The Odyssey [Amazon | Book Depository]
A Graphic Novel Adaptation by Gareth Hinds based on Homer’s epic poem
Published by Candlewick (2010)
ISBN: 0763642665 (ISBN13: 9780763642662). Bought a copy of the book. Book photos taken by me.
My teenage daughter and I have just finished reading Hinds’s graphic novel adaptation of The Iliad which I featured here. I was pleasantly surprised to find out that The Odyssey is essentially a story of what happened after The Trojan War. I have always associated it with something that happened before the epic battle waged for the face that launched a thousand ships.
It turns out that Odysseus had offended the gods. Thus, instead of heading directly home to his home, Ithaca, after the Trojan War, he was stranded in a number of islands, taking him years to finally find his way home. I like the image above, since the reader gets to see Old Nestor once more (and a few other notable characters from the Iliad) – but this time, as seen through Odysseus’s son, Telemachus’s eyes. It is a testament to how beloved Odysseus is by his former comrades that they welcomed Telemachus in their islands, and tried to take care of him the best way they could.

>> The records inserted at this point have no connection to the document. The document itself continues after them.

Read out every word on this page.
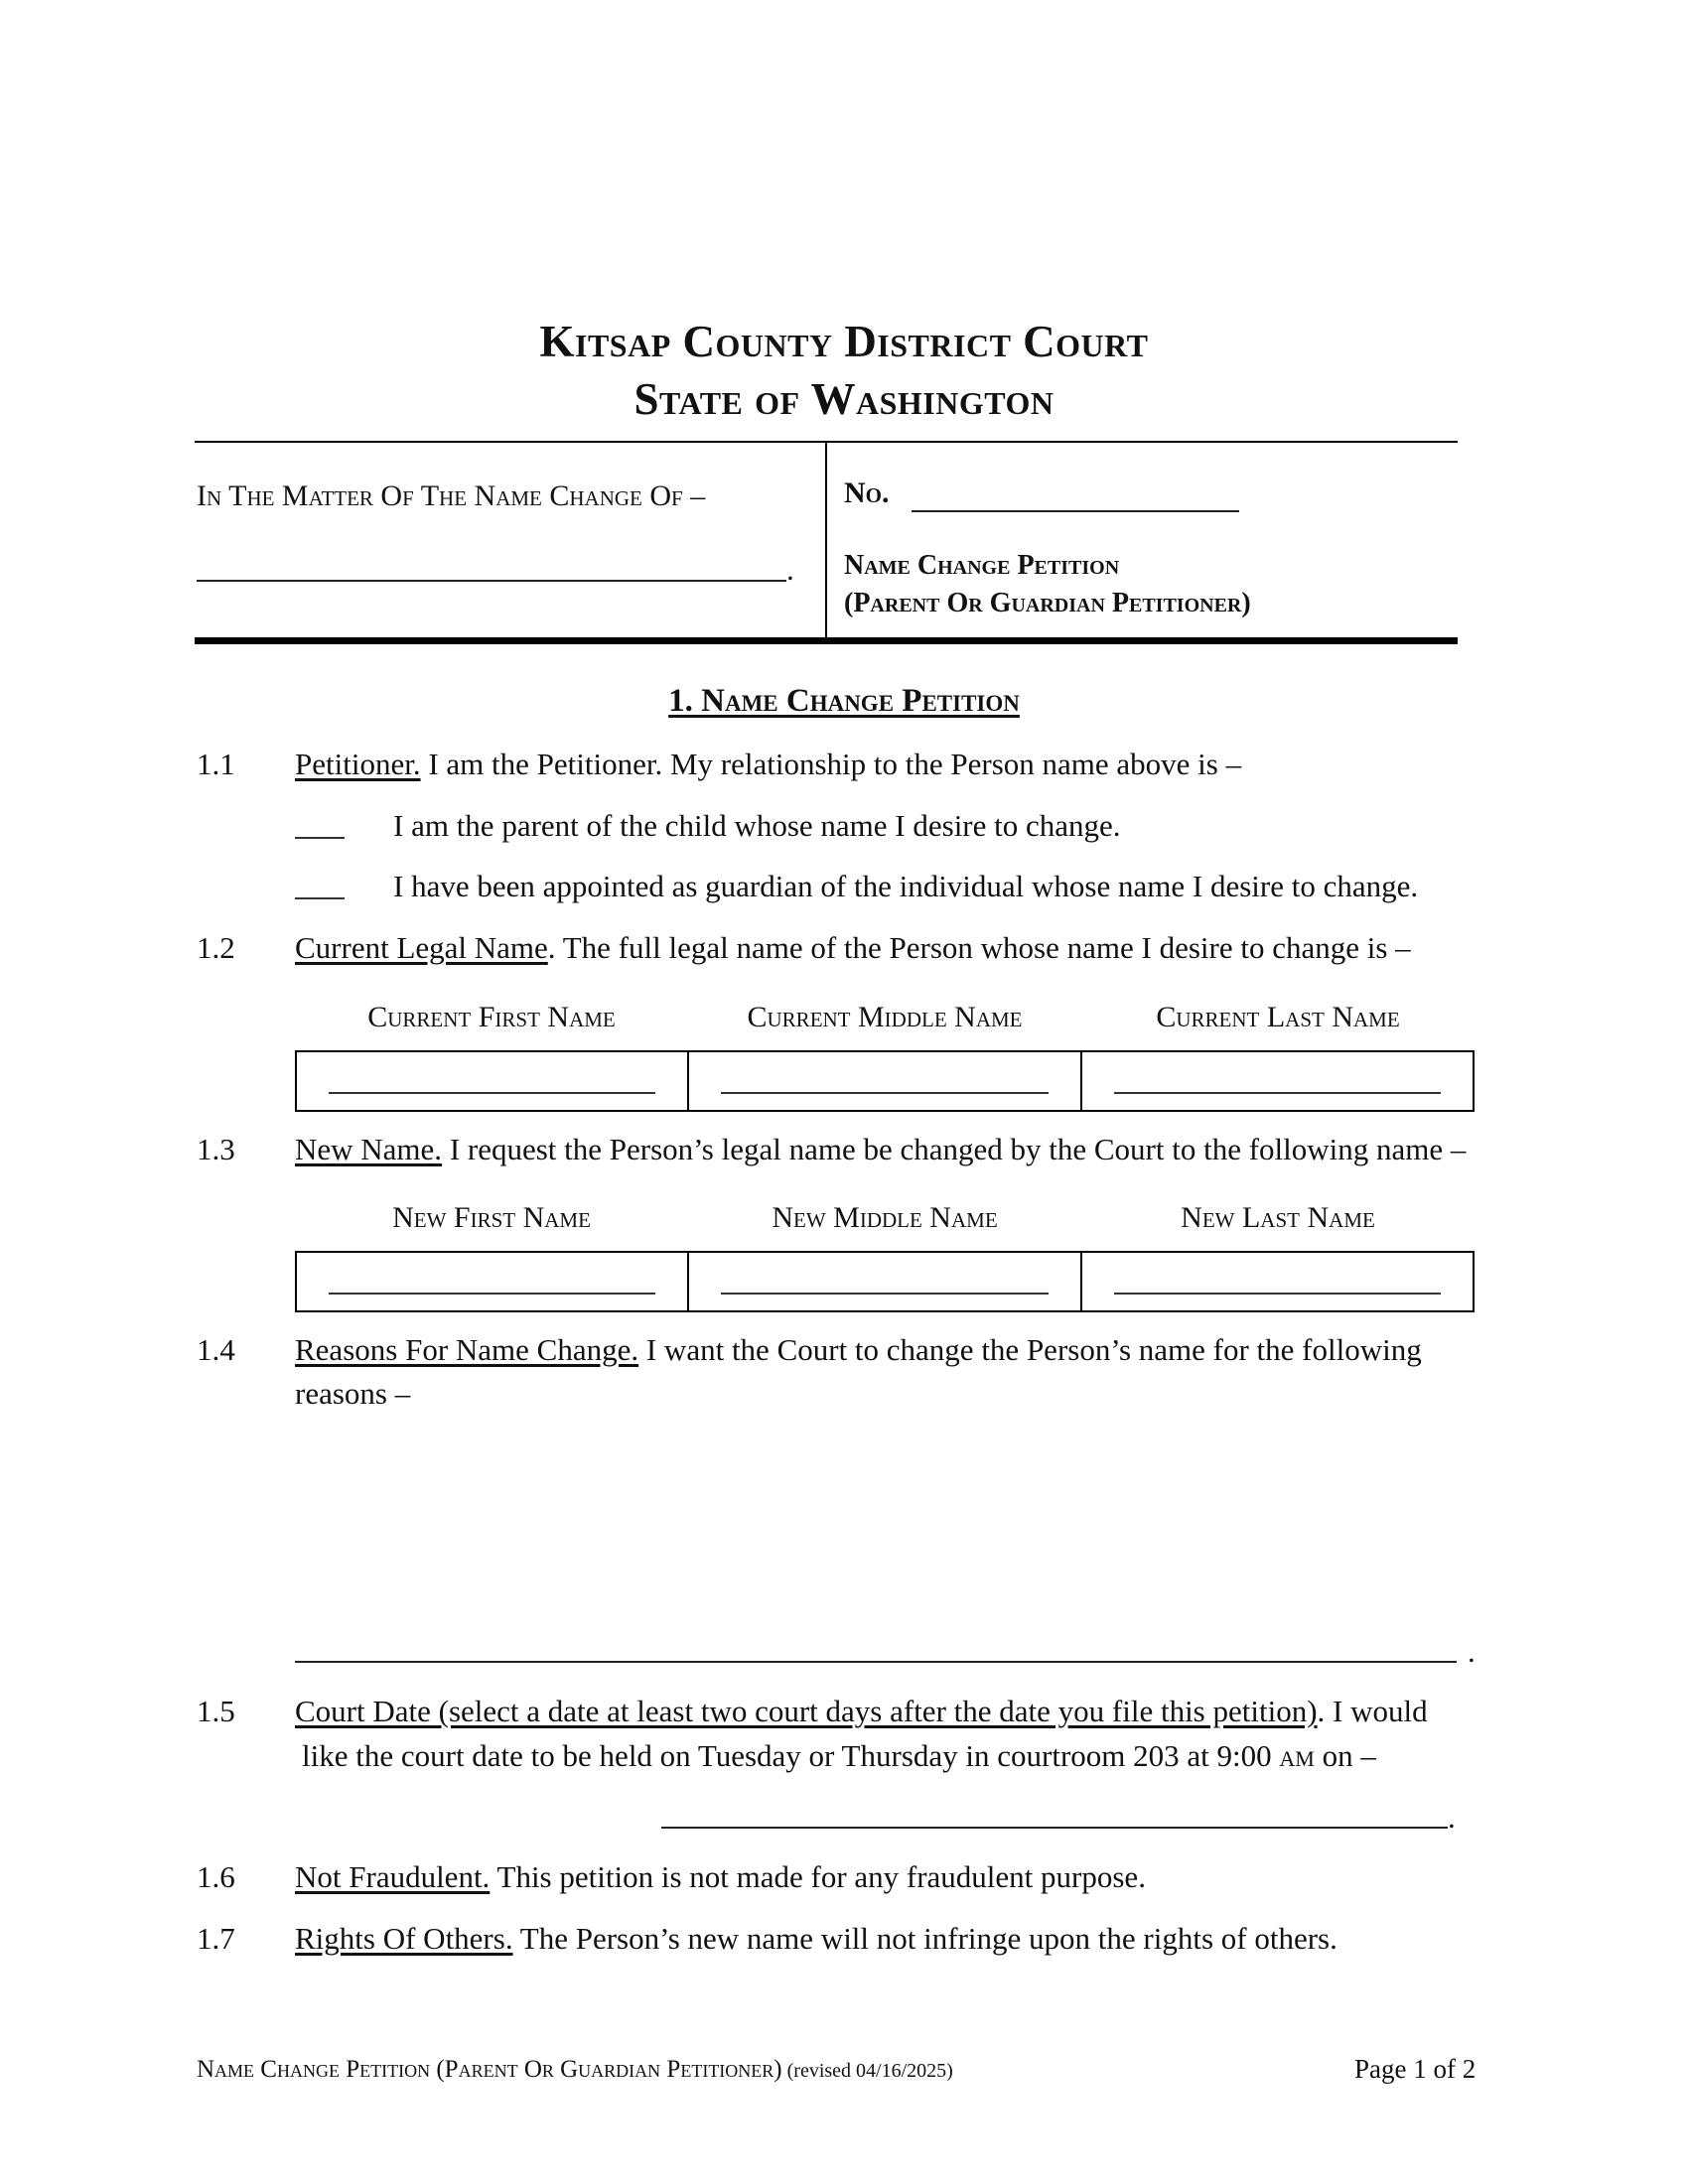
Kitsap County District Court
State of Washington
In The Matter Of The Name Change Of –
.
No.
Name Change Petition
(Parent Or Guardian Petitioner)
1. Name Change Petition
1.1 Petitioner. I am the Petitioner. My relationship to the Person name above is –
I am the parent of the child whose name I desire to change.
I have been appointed as guardian of the individual whose name I desire to change.
1.2 Current Legal Name. The full legal name of the Person whose name I desire to change is –
Current First Name	Current Middle Name	Current Last Name
1.3 New Name. I request the Person’s legal name be changed by the Court to the following name –
New First Name	New Middle Name	New Last Name
1.4 Reasons For Name Change. I want the Court to change the Person’s name for the following
reasons –
.
1.5 Court Date (select a date at least two court days after the date you file this petition). I would
like the court date to be held on Tuesday or Thursday in courtroom 203 at 9:00 am on –
.
1.6 Not Fraudulent. This petition is not made for any fraudulent purpose.
1.7 Rights Of Others. The Person’s new name will not infringe upon the rights of others.
Name Change Petition (Parent Or Guardian Petitioner) (revised 04/16/2025)	Page 1 of 2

The vision of the pining Penelope, wife of Odysseus, has always been the icon for the faithful wife, eagerly awaiting her husband’s homecoming, after years of adventure and perilous journeys. Penelope is not without her suitors vying for her attention and affection – but more likely than not, rulership of her kingdom, Ithaca. A queen left on her own is depicted to be prey to vultures. Cunning and wily as she was, she told her suitors that once the burial shroud that she is weaving for her father-in-law, Laertes, is completed, she would choose from among them. Every night, she would painstakingly undo all that she has woven from that day – ensuring that she never finishes the shroud. Meanwhile, Odysseus hooks up, albeit supposedly-unwillingly with nymphs left to right: from Calypso in Ogygia to Circe in another island. This is of great interest to me since I have read Madeline Miller’s Circe (see my review here), which my daughter and I plan to read immediately after this graphic novel.
The interesting thing about this story is how women were portrayed as either seducers – sirens, nymphs who waylay travelers, effectively preventing them from going back home – or martyrs. Those who were perceived as disloyal were unceremoniously put to death, similar to Penelope’s maids, upon Odysseus’s return. There seems to be an inevitability to men’s waywardness – almost taken for granted as a given. Naturally, there are different standards expected from women – after all, maternity is a matter of fact, paternity a matter of debate. This of course, does not make it any less reprehensible. While I look forward to re-reading Circe (Amazon | Book Depository), I am also intrigued by Margaret Atwood’s Penelopiad (Amazon | Book Depository) – said to be a retelling of this same story, from Penelope’s voice. I wonder how that one is reimagined. Needless to say, I am enamoured by these Greek legends.